Os signatários deste abaixo-assinado, integrantes da Comunidade de Mangueira, associados, trabalhadores da cultura, pesquisadores e cidadãos comprometidos com o interesse público, afirmam um princípio simples e incontornável: Mangueira é Nação e transparência é obrigação. 

Não se trata de disputa interna, preferências pessoais ou “clima político”. Trata-se de governança, de proteção do patrimônio cultural coletivo e do dever de tornar públicos atos, decisões, recursos, critérios e resultados sempre que uma instituição opera com interesse coletivo e, sobretudo, quando administra recursos públicos diretos ou indiretos, porque a delegação social não pode ser convertida em apropriação privada, abuso de autoridade ou distanciamento entre representantes e representados. 

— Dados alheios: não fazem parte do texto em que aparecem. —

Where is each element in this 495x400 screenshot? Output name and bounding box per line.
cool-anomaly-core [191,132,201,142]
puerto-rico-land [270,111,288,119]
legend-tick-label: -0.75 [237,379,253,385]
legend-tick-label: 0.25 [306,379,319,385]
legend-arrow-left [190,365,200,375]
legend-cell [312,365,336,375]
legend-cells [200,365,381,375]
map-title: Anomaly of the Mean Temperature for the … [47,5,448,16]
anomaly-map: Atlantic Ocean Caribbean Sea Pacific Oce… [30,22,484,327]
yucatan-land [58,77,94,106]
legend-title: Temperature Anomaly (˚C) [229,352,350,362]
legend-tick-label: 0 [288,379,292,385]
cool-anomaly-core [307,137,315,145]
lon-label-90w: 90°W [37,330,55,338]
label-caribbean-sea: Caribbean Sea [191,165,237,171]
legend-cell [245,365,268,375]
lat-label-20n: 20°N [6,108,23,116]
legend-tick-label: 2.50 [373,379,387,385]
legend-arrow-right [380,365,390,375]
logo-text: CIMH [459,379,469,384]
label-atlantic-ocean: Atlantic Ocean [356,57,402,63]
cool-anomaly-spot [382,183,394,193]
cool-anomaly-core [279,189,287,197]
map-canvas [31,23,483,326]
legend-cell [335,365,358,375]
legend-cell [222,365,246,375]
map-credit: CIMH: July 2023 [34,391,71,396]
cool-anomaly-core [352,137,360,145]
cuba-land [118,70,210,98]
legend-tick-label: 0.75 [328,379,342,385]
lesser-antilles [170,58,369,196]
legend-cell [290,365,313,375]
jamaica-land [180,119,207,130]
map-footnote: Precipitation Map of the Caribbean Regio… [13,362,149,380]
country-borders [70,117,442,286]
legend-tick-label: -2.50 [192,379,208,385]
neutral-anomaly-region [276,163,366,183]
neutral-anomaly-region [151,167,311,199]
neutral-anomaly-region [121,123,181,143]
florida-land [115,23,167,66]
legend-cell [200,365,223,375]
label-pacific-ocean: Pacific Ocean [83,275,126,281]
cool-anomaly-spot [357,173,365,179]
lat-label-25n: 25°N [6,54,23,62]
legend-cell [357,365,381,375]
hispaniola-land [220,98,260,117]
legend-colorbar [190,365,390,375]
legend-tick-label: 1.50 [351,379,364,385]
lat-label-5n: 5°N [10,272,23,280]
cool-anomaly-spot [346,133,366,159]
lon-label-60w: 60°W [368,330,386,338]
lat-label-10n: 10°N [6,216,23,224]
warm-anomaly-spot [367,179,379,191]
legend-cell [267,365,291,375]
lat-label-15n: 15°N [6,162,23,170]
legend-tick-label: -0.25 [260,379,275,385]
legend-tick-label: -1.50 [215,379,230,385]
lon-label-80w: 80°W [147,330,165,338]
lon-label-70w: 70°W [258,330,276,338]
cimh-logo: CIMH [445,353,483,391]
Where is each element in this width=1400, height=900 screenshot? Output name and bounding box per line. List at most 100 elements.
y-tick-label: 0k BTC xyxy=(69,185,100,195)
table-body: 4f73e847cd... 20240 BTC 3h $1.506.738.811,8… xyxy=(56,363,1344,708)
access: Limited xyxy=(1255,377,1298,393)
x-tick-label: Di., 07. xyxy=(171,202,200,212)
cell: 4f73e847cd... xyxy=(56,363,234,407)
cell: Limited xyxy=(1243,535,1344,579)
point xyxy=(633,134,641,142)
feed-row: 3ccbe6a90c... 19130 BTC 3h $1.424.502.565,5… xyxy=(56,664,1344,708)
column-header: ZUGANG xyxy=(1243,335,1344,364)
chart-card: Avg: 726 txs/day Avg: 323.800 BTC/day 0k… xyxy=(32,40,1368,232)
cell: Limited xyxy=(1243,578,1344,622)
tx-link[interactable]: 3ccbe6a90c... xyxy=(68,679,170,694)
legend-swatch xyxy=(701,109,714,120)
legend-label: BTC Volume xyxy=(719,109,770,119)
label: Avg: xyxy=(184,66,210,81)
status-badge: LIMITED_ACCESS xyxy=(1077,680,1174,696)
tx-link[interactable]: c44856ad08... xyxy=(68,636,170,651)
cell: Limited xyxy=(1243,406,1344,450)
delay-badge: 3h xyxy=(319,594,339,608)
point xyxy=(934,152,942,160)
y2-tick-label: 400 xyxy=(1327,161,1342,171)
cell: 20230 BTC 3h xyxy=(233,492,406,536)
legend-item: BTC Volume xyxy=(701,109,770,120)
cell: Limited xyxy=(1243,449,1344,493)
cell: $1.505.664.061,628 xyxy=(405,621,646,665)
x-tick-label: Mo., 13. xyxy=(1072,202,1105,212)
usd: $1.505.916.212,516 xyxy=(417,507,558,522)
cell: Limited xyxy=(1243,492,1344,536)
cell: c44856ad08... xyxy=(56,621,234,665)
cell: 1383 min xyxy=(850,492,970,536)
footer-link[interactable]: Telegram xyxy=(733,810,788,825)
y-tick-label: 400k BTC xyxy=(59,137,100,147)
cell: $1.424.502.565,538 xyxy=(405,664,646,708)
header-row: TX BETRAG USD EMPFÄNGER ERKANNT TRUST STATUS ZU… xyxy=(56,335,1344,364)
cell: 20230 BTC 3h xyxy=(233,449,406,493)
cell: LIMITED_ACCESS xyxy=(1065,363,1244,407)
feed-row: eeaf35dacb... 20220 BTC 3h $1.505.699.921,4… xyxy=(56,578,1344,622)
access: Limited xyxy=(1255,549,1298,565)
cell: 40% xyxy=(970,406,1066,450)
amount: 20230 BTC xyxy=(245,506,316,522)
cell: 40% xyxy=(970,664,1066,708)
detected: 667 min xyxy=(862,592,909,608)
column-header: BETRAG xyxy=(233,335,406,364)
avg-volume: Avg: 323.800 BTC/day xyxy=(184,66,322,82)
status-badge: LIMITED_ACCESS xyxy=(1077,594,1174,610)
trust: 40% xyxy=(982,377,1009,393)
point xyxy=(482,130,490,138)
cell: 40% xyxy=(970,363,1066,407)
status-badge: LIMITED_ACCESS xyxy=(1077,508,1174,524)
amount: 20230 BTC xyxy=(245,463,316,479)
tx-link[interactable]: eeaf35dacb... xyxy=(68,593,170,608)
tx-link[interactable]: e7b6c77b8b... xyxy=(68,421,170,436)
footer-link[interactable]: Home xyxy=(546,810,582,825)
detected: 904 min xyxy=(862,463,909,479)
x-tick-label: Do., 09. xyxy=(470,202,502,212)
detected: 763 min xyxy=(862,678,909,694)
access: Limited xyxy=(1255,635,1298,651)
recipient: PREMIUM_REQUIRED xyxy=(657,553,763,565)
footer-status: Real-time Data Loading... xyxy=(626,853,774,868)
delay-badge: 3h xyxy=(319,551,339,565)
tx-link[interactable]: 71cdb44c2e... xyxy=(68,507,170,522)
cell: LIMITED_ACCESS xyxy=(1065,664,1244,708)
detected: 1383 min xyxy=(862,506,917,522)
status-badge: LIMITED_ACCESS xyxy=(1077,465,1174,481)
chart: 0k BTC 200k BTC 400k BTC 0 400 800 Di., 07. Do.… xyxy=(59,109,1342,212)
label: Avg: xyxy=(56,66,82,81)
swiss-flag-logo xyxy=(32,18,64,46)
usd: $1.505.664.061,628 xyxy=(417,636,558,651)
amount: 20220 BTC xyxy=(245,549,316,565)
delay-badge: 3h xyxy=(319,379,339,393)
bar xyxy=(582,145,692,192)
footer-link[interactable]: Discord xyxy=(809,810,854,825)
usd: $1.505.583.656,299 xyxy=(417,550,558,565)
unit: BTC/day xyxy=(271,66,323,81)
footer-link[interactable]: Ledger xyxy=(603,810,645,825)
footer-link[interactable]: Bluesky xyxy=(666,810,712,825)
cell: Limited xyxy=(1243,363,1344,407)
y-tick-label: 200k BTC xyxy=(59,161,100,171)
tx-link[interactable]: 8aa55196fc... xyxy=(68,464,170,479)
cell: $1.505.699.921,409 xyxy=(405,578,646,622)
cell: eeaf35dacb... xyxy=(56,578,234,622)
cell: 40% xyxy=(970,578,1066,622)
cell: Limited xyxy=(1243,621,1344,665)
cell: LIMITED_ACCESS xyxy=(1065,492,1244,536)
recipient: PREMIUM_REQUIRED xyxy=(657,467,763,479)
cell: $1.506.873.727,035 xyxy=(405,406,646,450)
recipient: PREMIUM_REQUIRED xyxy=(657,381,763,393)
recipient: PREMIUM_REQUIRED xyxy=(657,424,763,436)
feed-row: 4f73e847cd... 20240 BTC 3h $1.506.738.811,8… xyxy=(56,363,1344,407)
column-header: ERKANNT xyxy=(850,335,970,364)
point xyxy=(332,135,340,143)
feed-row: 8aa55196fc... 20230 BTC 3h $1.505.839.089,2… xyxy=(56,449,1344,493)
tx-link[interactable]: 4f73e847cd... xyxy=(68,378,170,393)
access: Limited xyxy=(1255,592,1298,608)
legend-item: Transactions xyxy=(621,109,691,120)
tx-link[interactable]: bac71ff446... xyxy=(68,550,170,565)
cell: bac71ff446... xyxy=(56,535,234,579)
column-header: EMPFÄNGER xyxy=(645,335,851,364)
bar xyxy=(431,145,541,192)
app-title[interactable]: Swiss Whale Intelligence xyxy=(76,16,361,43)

A transparência existe para produzir prova, não versão; dado verificável, não narrativa; documentação auditável, não discurso. Ela permite controle social e fiscalizatório, reduz boatos e conflitos e substitui suspeitas por fatos, porque governar é prestar contas e administrar recursos coletivos exige responsabilidade permanente, com prevalência do interesse público sobre interesses pessoais ou corporativos. 

É também por isso que a legislação e as boas práticas de integridade convergem para uma ideia jurídica elementar: quem gere recurso público deve prestar contas ao público, ainda que seja uma associação cultural centenária. 

Nos últimos meses, porém, a Estação Primeira de Mangueira tem sido atravessada por um conjunto de questionamentos objetivos, reiterados e documentáveis, sobre publicidade, rastreabilidade e prevenção de conflitos de interesse. A crítica central não é “contra a Mangueira”; é em defesa da Mangueira, porque  a falta de transparência destrói confiança, desgasta a autoridade moral da instituição e expõe a agremiação a crises institucionais evitáveis. 

O primeiro Informativo Transparência Mangueira, de caráter informativo e formativo, sistematizou novas pautas e ampliou o alcance do debate, apontando a necessidade de instituir regras claras de compras e contratações, justamente para evitar superfaturamento e direcionamento a parentes ou amigos, além de uma política expressa de conflito de interesses, com vedação de nepotismo e de contratos com empresas vinculadas a diretores. 

O informativo também evidencia que transparência ativa não pode ser substituída por gestos performáticos de ocasião, como se a cidadania fosse favor e não direito; a crítica às ações assistencialistas pontuais, exemplificada pela distribuição de frangos, não é contra o povo que recebe, mas contra a instrumentalização do sofrimento coletivo como capital político protetivo, especialmente quando faltam informações essenciais sobre origem dos recursos, forma de aquisição, critérios de entrega, comprovação fiscal e prestação de contas pública. 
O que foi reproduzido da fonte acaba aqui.